Joseph Fesch, cardinal, and archbishop of Lyons, born in Ajaccio, Corsica, Jan. 3, I763 died in Rome, May 13, 1839. He was the son of a Swiss officer in the Genoese service, and half brother of Letizia Ramolino, the mother of Napoleon Bonaparte. He was archdeacon of the chapter of Ajaccio when the chapters were suppressed by the revolution of 1789. In 1793 he was exiled with the Bonapartes, and being without resources laid aside his priesthood and was appointed commissary of war to the army of Italy, of which subsequently his nephew Napoleon received the command. He resumed his ecclesiastical functions when the first consul determined to reestablish in France the Catholic worship, and was active in the negotiations between Napoleon and Pius VII. which prepared for the concordat of July 15, 1801. The influence of his nephew made him archbishop of Lyons in 1802, and obtained a cardinal's hat for him in 1803. As ambassador of France at Rome in 1804, after conducting the negotiations, he accompanied Pius VII. on his way to Paris to crown the emperor. Many civil dignities and emoluments were subsequently conferred upon him, but in 1809 he declined the archbishopric of Paris, to which Napoleon, wishing to make some one of his family the head of the French clergy, nominated him.
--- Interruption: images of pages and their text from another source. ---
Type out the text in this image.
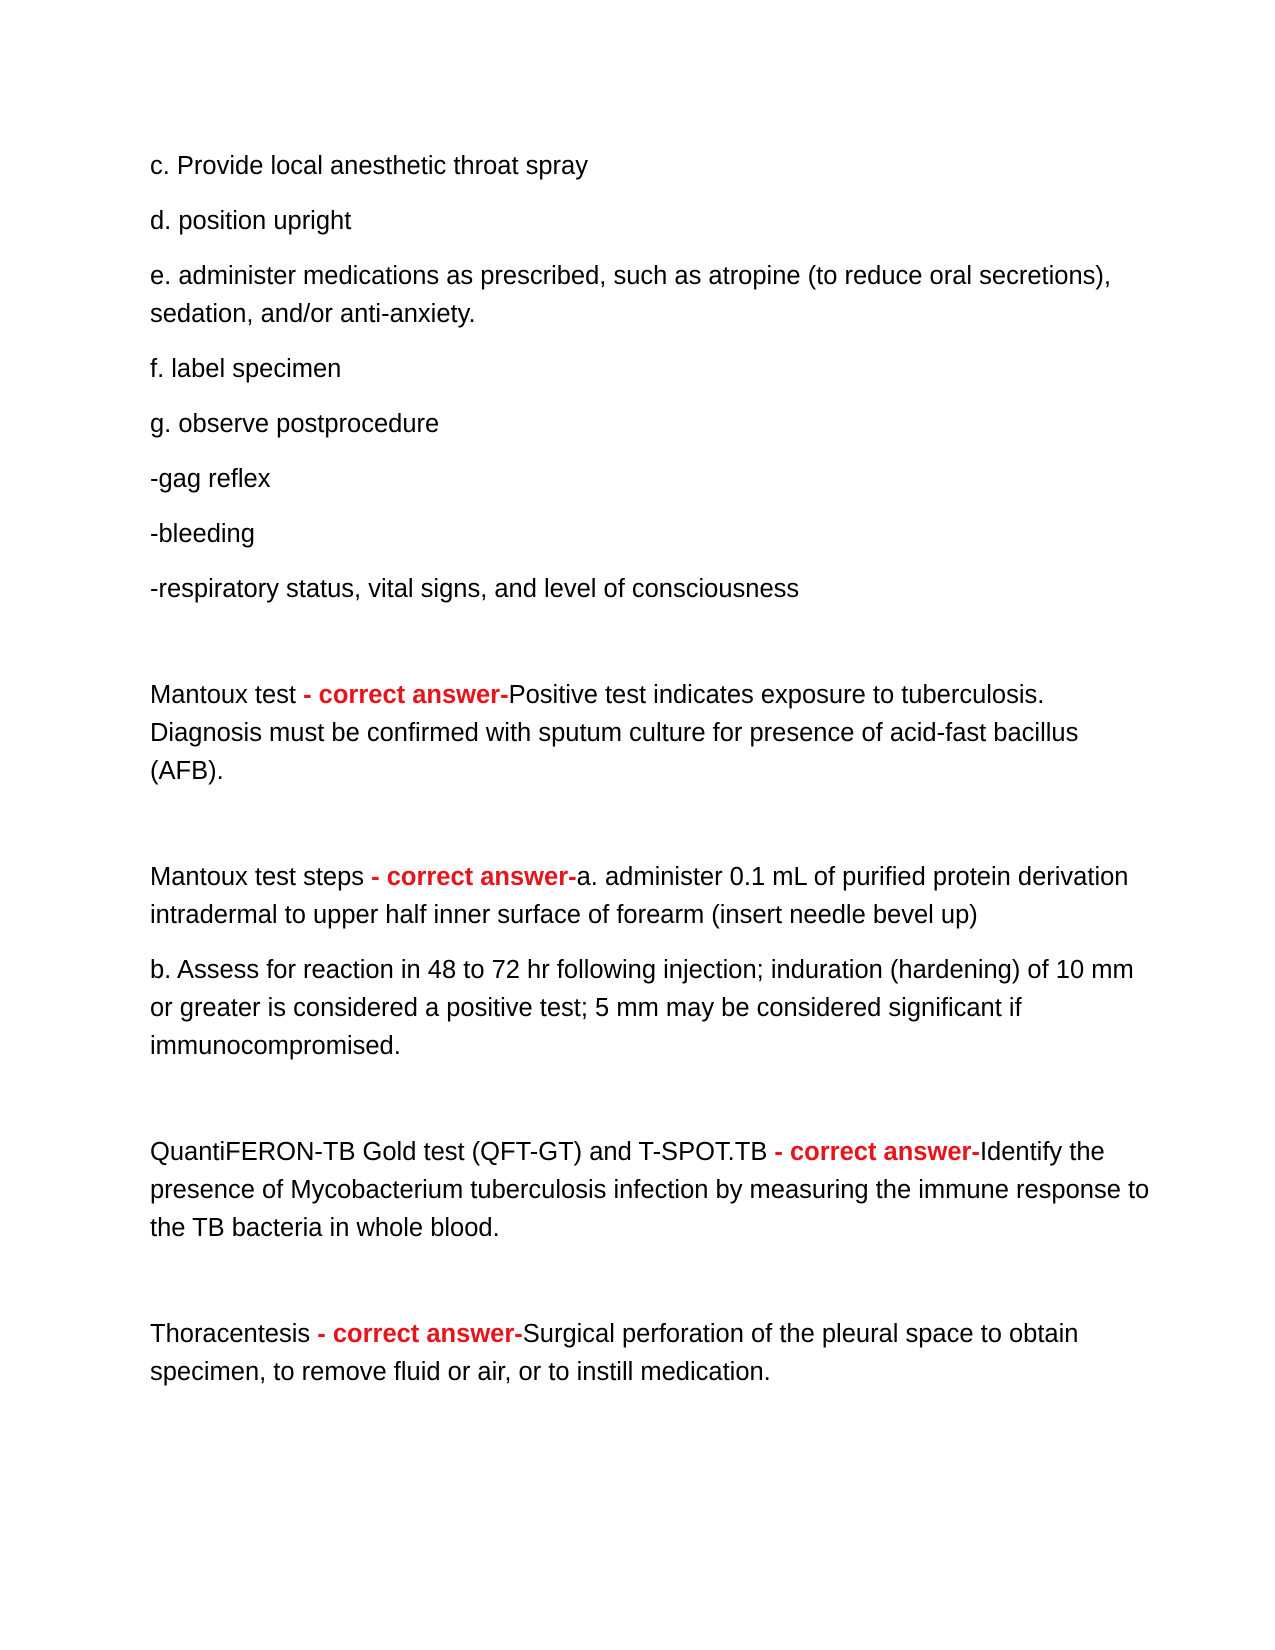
c. Provide local anesthetic throat spray

d. position upright

e. administer medications as prescribed, such as atropine (to reduce oral secretions), sedation, and/or anti-anxiety.

f. label specimen

g. observe postprocedure

-gag reflex

-bleeding

-respiratory status, vital signs, and level of consciousness

Mantoux test - correct answer-Positive test indicates exposure to tuberculosis. Diagnosis must be confirmed with sputum culture for presence of acid-fast bacillus (AFB).

Mantoux test steps - correct answer-a. administer 0.1 mL of purified protein derivation intradermal to upper half inner surface of forearm (insert needle bevel up)

b. Assess for reaction in 48 to 72 hr following injection; induration (hardening) of 10 mm or greater is considered a positive test; 5 mm may be considered significant if immunocompromised.

QuantiFERON-TB Gold test (QFT-GT) and T-SPOT.TB - correct answer-Identify the presence of Mycobacterium tuberculosis infection by measuring the immune response to the TB bacteria in whole blood.

Thoracentesis - correct answer-Surgical perforation of the pleural space to obtain specimen, to remove fluid or air, or to instill medication.
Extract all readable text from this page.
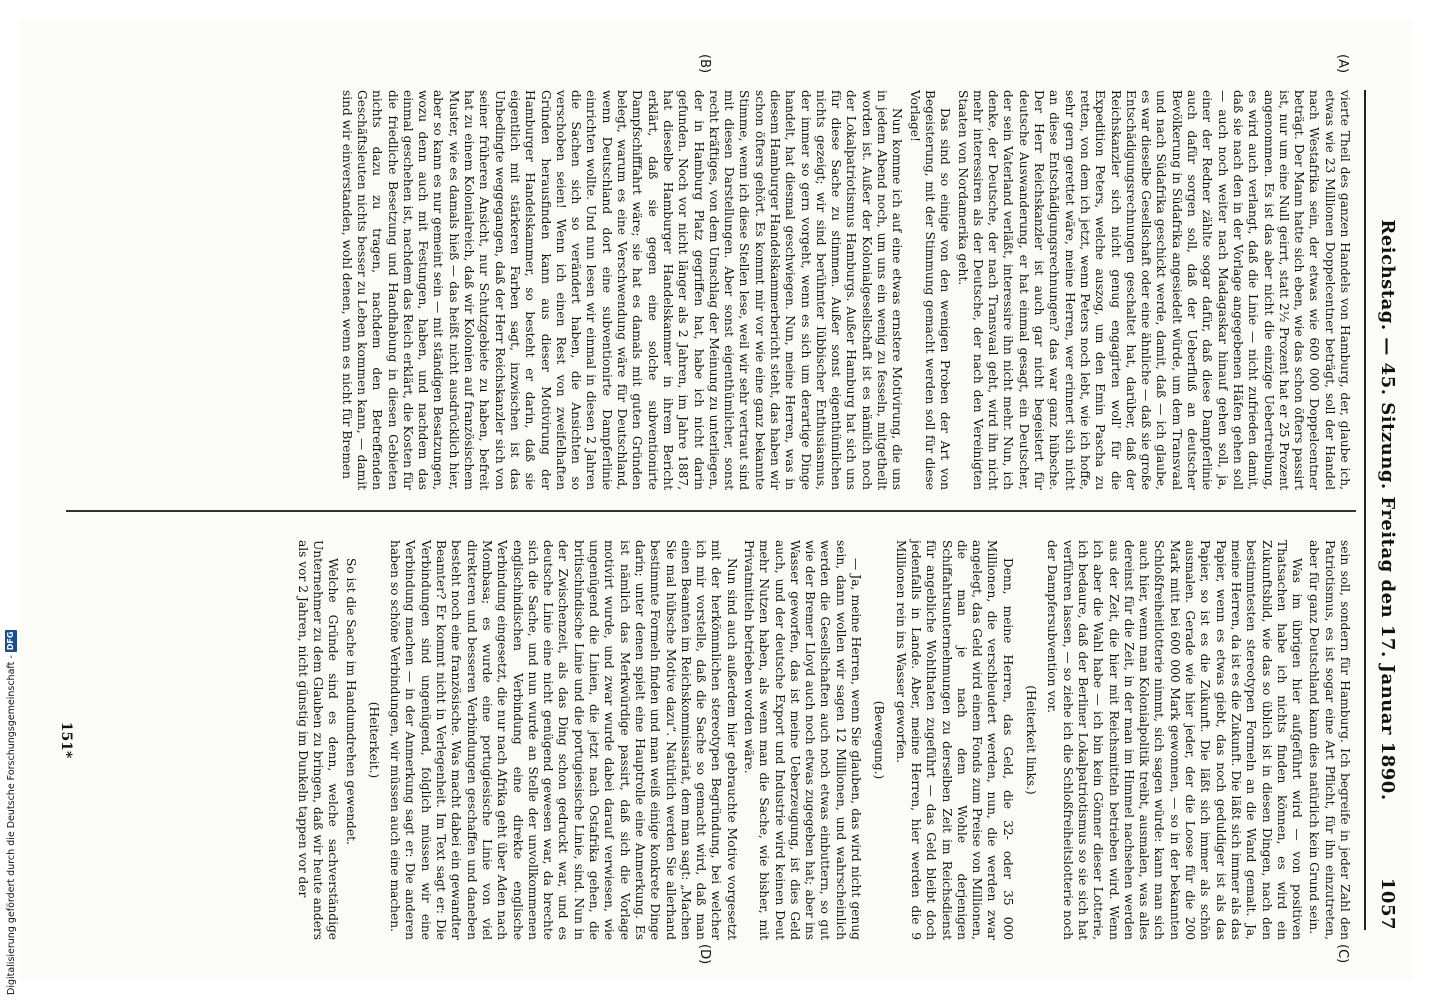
Reichstag. — 45. Sitzung. Freitag den 17. Januar 1890.
1057
(A)
(B)
(C)
(D)

vierte Theil des ganzen Handels von Hamburg, der, glaube ich, etwas wie 23 Millionen Doppelcentner beträgt, soll der Handel nach Westafrika sein, der etwas wie 600 000 Doppelcentner beträgt. Der Mann hatte sich eben, wie das schon öfters passirt ist, nur um eine Null geirrt, statt 2½ Prozent hat er 25 Prozent angenommen. Es ist das aber nicht die einzige Uebertreibung, es wird auch verlangt, daß die Linie — nicht zufrieden damit, daß sie nach den in der Vorlage angegebenen Häfen gehen soll — auch noch weiter nach Madagaskar hinauf gehen soll, ja, einer der Redner zählte sogar dafür, daß diese Dampferlinie auch dafür sorgen soll, daß der Ueberfluß an deutscher Bevölkerung in Südafrika angesiedelt würde, um dem Transvaal und nach Südafrika geschickt werde, damit, daß — ich glaube, es war dieselbe Gesellschaft oder eine ähnliche — daß sie große Entschädigungsrechnungen geschaltet hat, darüber, daß der Reichskanzler sich nicht genug engagirten woll' für die Expedition Peters, welche auszog, um den Emin Pascha zu retten, von dem ich jetzt, wenn Peters noch lebt, wie ich hoffe, sehr gern gerettet wäre, meine Herren, wer erinnert sich nicht an diese Entschädigungsrechnungen? das war ganz hübsche. Der Herr Reichskanzler ist auch gar nicht begeistert für deutsche Auswanderung, er hat einmal gesagt, ein Deutscher, der sein Vaterland verläßt, interessire ihn nicht mehr. Nun, ich denke, der Deutsche, der nach Transvaal geht, wird ihn nicht mehr interessiren als der Deutsche, der nach den Vereinigten Staaten von Nordamerika geht.

Das sind so einige von den wenigen Proben der Art von Begeisterung, mit der Stimmung gemacht werden soll für diese Vorlage!

Nun komme ich auf eine etwas ernstere Motivirung, die uns in jedem Abend noch, um uns ein wenig zu fesseln, mitgetheilt worden ist. Außer der Kolonialgesellschaft ist es nämlich noch der Lokalpatriotismus Hamburgs. Außer Hamburg hat sich uns für diese Sache zu stimmen. Außer sonst eigenthümlichen nichts gezeigt; wir sind berühmter lübbischer Enthusiasmus, der immer so gern vorgeht, wenn es sich um derartige Dinge handelt, hat diesmal geschwiegen. Nun, meine Herren, was in diesem Hamburger Handelskammerbericht steht, das haben wir schon öfters gehört. Es kommt mir vor wie eine ganz bekannte Stimme, wenn ich diese Stellen lese, weil wir sehr vertraut sind mit diesen Darstellungen. Aber sonst eigenthümlicher, sonst recht kräftiges, von dem Umschlag der Meinung zu unterliegen, der in Hamburg Platz gegriffen hat, habe ich nicht darin gefunden. Noch vor nicht länger als 2 Jahren, im Jahre 1887, hat dieselbe Hamburger Handelskammer in ihrem Bericht erklärt, daß sie gegen eine solche subventionirte Dampfschifffahrt wäre; sie hat es damals mit guten Gründen belegt, warum es eine Verschwendung wäre für Deutschland, wenn Deutschland dort eine subventionirte Dampferlinie einrichten wollte. Und nun lesen wir einmal in diesen 2 Jahren die Sachen sich so verändert haben, die Ansichten so verschoben seien! Wenn ich einen Rest von zweifelhaften Gründen herausfinden kann aus dieser Motivirung der Hamburger Handelskammer, so besteht er darin, daß sie eigentlich mit stärkeren Farben sagt, inzwischen ist das Unbedingte weggegangen, daß der Herr Reichskanzler sich von seiner früheren Ansicht, nur Schutzgebiete zu haben, befreit hat zu einem Kolonialreich, daß wir Kolonien auf französischem Muster, wie es damals hieß — das heißt nicht ausdrücklich hier, aber so kann es nur gemeint sein — mit ständigen Besatzungen, wozu denn auch mit Festungen, haben, und nachdem das einmal geschehen ist, nachdem das Reich erklärt, die Kosten für die friedliche Besetzung und Handhabung in diesen Gebieten nichts dazu zu tragen, nachdem den Betreffenden Geschäftsleuten nichts besser zu Leben kommen kann, — damit sind wir einverstanden, wohl denen, wenn es nicht für Bremen

sein soll, sondern für Hamburg. Ich begreife in jeder Zahl den Patriotismus, es ist sogar eine Art Pflicht, für ihn einzutreten, aber für ganz Deutschland kann dies natürlich kein Grund sein.

Was im übrigen hier aufgeführt wird — von positiven Thatsachen habe ich nichts finden können, es wird ein Zukunftsbild, wie das so üblich ist in diesen Dingen, nach den bestimmtesten stereotypen Formeln an die Wand gemalt. Ja, meine Herren, da ist es die Zukunft. Die läßt sich immer als das Papier, wenn es etwas giebt, das noch geduldiger ist als das Papier, so ist es die Zukunft. Die läßt sich immer als schön ausmalen. Gerade wie hier jeder, der die Loose für die 200 Mark mitt bei 600 000 Mark gewonnen, — so in der bekannten Schloßfreiheitlotterie nimmt, sich sagen würde: kann man sich auch hier, wenn man Kolonialpolitik treibt, ausmalen, was alles dereinst für die Zeit, in der man im Himmel nachsehen werden aus der Zeit, die hier mit Reichsmitteln betrieben wird. Wenn ich aber die Wahl habe — ich bin kein Gönner dieser Lotterie, ich bedaure, daß der Berliner Lokalpatriotismus so sie sich hat verführen lassen, — so ziehe ich die Schloßfreiheitslotterie noch der Dampfersubvention vor.

(Heiterkeit links.)

Denn, meine Herren, das Geld, die 32- oder 35 000 Millionen, die verschleudert werden, nun, die werden zwar angelegt, das Geld wird einem Fonds zum Preise von Millionen, die man je nach dem Wohle derjenigen Schiffahrtsunternehmungen zu derselben Zeit im Reichsdienst für angebliche Wohlthaten zugeführt — das Geld bleibt doch jedenfalls in Lande. Aber, meine Herren, hier werden die 9 Millionen rein ins Wasser geworfen.

(Bewegung.)

— Ja, meine Herren, wenn Sie glauben, das wird nicht genug sein, dann wollen wir sagen 12 Millionen, und wahrscheinlich werden die Gesellschaften auch noch etwas einbuttern, so gut wie der Bremer Lloyd auch noch etwas zugegeben hat; aber ins Wasser geworfen, das ist meine Ueberzeugung, ist dies Geld auch, und der deutsche Export und Industrie wird keinen Deut mehr Nutzen haben, als wenn man die Sache, wie bisher, mit Privatmitteln betrieben worden wäre.

Nun sind auch außerdem hier gebrauchte Motive vorgesetzt mit der herkömmlichen stereotypen Begründung, bei welcher ich mir vorstelle, daß die Sache so gemacht wird, daß man einen Beamten im Reichskommissariat, dem man sagt: „Machen Sie mal hübsche Motive dazu“. Natürlich werden Sie allerhand bestimmte Formeln finden und man weiß einige konkrete Dinge darin; unter denen spielt eine Hauptrolle eine Anmerkung. Es ist nämlich das Merkwürdige passirt, daß sich die Vorlage motivirt wurde, und zwar wurde dabei darauf verwiesen, wie ungenügend die Linien, die jetzt nach Ostafrika gehen, die britischindische Linie und die portugiesische Linie, sind. Nun in der Zwischenzeit, als das Ding schon gedruckt war, und es deutsche Linie eine nicht genügend gewesen war, da brechte sich die Sache, und nun wurde an Stelle der unvollkommenen englischindischen Verbindung eine direkte englische Verbindung eingesetzt, die nur nach Afrika geht über Aden nach Mombasa; es wurde eine portugiesische Linie von viel direkteren und besseren Verbindungen geschaffen und daneben besteht noch eine französische. Was macht dabei ein gewandter Beamter? Er kommt nicht in Verlegenheit. Im Text sagt er: Die Verbindungen sind ungenügend, folglich müssen wir eine Verbindung machen — in der Anmerkung sagt er: Die anderen haben so schöne Verbindungen, wir müssen auch eine machen.

(Heiterkeit.)

So ist die Sache im Handumdrehen gewendet.

Welche Gründe sind es denn, welche sachverständige Unternehmer zu dem Glauben zu bringen, daß wir heute anders als vor 2 Jahren, nicht günstig im Dunkeln tappen vor der

151*
Digitalisierung gefördert durch die Deutsche Forschungsgemeinschaft -
DFG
He was president of the council which sat in Paris in 1810, and also of the national council of 1811, called to consider the disagreement between Napoleon and the holy see concerning the nomination of bishops. In this capacity he did not satisfy the emperor, and for a time he disappeared from court; and he afterward adhered to the pope, greatly to the displeasure of his nephew. Upon the fall of Napoleon he retired to Rome, but was recalled to Paris during the hundred days. After the battle of Waterloo he lived in retirement in Rome. His collection of paintings, one of the largest ever brought together by a single person, was dispersed after his death.